COLUMBUS, Ga. (WTVM) - Data from the CDC suggests less than nine percent of black people are fully vaccinated against COVID-19.
Many say the reason for this is vaccine hesitancy. News Leader 9 spoke with people around the Fountain City, and all have a similar viewpoint.
Some Black people don’t trust the vaccine because of a lack of trust in the government. According to CDC statistics, of the 58% of people have identified their race for the COVID-19 vaccine, almost two thirds were white, 16% were Hispanic, and 9% were black.
While that is a small percentage of the population, some people like Kameron Leatherwood isn’t ruling out getting vaccinated.
“The black community in general are afraid in general of anything that’s new.”, said Leatherwood, a Columbus man.
Sarah Denise told News Leader 9, she believed it was important for her to get vaccinated against COVID-19, to protect those around her.
“Well I’d say definitely do your research. Do it for yourself. It’s a personal decision that’s what I believe.”, said Denise. “To me I think it is a personal decision but I think it’s important for protecting our community.”
However, Alex Battle, a Columbus woman, said she did do her research, and her family made the decision to say no to the shot.

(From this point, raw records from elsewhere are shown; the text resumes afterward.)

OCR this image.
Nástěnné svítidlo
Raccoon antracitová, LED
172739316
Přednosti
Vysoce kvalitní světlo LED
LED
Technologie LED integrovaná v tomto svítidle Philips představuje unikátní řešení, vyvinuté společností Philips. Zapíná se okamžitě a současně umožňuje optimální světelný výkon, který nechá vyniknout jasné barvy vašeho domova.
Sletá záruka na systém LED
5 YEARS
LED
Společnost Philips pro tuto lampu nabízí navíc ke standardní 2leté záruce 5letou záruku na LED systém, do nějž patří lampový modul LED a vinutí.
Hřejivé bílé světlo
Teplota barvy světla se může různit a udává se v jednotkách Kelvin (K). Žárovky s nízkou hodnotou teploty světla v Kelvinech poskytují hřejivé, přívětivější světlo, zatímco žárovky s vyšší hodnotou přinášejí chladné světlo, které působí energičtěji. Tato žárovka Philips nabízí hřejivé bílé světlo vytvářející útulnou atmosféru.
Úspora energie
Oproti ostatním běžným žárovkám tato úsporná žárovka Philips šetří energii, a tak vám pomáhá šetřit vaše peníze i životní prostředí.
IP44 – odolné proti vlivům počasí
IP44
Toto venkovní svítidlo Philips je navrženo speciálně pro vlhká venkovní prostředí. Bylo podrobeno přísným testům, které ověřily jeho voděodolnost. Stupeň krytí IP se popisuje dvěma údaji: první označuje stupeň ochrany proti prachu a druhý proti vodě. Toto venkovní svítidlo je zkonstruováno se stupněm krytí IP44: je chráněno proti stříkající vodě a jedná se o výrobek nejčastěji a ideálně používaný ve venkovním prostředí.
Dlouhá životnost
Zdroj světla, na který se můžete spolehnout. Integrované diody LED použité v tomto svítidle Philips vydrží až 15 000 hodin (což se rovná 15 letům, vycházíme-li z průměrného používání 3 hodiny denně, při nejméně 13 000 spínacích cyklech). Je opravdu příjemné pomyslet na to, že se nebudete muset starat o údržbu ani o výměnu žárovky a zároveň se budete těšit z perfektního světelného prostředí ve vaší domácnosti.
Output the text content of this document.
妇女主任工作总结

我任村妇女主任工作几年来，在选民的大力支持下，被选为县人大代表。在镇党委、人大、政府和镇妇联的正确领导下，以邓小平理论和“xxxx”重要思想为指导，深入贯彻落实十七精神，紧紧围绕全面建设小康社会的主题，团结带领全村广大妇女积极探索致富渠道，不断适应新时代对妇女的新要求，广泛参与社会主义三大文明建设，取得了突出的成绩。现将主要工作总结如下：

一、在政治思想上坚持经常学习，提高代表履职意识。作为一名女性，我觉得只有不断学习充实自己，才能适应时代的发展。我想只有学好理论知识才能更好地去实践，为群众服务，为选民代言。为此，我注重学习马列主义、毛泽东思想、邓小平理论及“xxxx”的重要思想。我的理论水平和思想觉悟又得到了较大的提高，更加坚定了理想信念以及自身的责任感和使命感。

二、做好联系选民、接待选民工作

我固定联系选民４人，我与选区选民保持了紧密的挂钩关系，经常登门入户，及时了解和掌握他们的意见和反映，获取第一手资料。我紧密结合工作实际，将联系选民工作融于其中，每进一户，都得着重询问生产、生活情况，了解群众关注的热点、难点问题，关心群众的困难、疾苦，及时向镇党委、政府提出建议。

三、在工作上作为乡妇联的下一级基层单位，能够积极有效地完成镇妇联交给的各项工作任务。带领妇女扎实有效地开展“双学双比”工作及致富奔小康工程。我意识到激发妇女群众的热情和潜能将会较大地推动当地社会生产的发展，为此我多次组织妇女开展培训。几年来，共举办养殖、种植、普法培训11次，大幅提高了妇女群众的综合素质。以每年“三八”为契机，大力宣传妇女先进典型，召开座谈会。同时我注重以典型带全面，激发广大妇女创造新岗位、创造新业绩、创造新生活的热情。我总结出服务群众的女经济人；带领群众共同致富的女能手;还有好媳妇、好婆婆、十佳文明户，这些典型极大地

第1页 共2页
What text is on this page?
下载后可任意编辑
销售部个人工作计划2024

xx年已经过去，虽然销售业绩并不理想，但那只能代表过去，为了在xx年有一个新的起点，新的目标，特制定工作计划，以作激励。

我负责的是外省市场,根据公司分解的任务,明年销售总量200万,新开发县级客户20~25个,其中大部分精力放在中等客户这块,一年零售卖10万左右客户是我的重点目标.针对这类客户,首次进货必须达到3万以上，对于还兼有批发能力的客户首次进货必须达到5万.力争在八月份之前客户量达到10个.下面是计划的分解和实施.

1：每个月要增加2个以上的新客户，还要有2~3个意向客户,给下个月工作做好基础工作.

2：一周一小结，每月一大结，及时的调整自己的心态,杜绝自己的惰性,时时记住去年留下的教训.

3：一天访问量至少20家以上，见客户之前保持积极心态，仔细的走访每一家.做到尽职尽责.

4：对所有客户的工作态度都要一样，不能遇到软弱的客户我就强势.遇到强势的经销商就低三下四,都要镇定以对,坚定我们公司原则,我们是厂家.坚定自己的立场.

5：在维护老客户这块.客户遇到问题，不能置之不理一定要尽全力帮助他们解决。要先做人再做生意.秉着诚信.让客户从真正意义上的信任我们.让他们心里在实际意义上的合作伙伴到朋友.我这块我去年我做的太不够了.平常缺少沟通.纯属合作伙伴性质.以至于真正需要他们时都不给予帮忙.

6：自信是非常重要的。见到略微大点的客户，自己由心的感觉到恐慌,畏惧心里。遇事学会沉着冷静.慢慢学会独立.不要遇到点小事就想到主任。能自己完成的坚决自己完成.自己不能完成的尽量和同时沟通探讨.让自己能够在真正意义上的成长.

“I look at the misinformation that was brought out about COVID in the beginning, and how they put the vaccination together so fast.”, said Battle. “Doctor’s push for someone like me to get vaccinated because I’m diabetic but they don’t know the after affects. I haven’t seen where black people should trust the government.”
According to Battle, a part of her argument is the government hasn’t exactly earned the trust of the black community back yet. According to Pam Kirkland with the Columbus Health Department, part of the hesitancy might have something to do with the Tuskegee Experiments.
According to Marcia Hollingsworth, her past experience with a vaccine is the reason why she won’t get vaccinated against COVID-19.
”I used to be in the military, and I never got any vaccine besides the flu shot, and I was forced to and I got sick. I’m not a person who gets sick so that’s why I didn’t take it.”, said Hollingsworth. “Even if they offered me a million dollars, I don’t think I’d take the shot. I just think it’s a personal preference. I don’t think it’s cool to badger people who haven’t taken it.”
Columbus Health Department officials told News Leader 9 they’re still working to get to hard to reach communities and help them make informed decisions when it comes to getting the COVID-19 vaccine.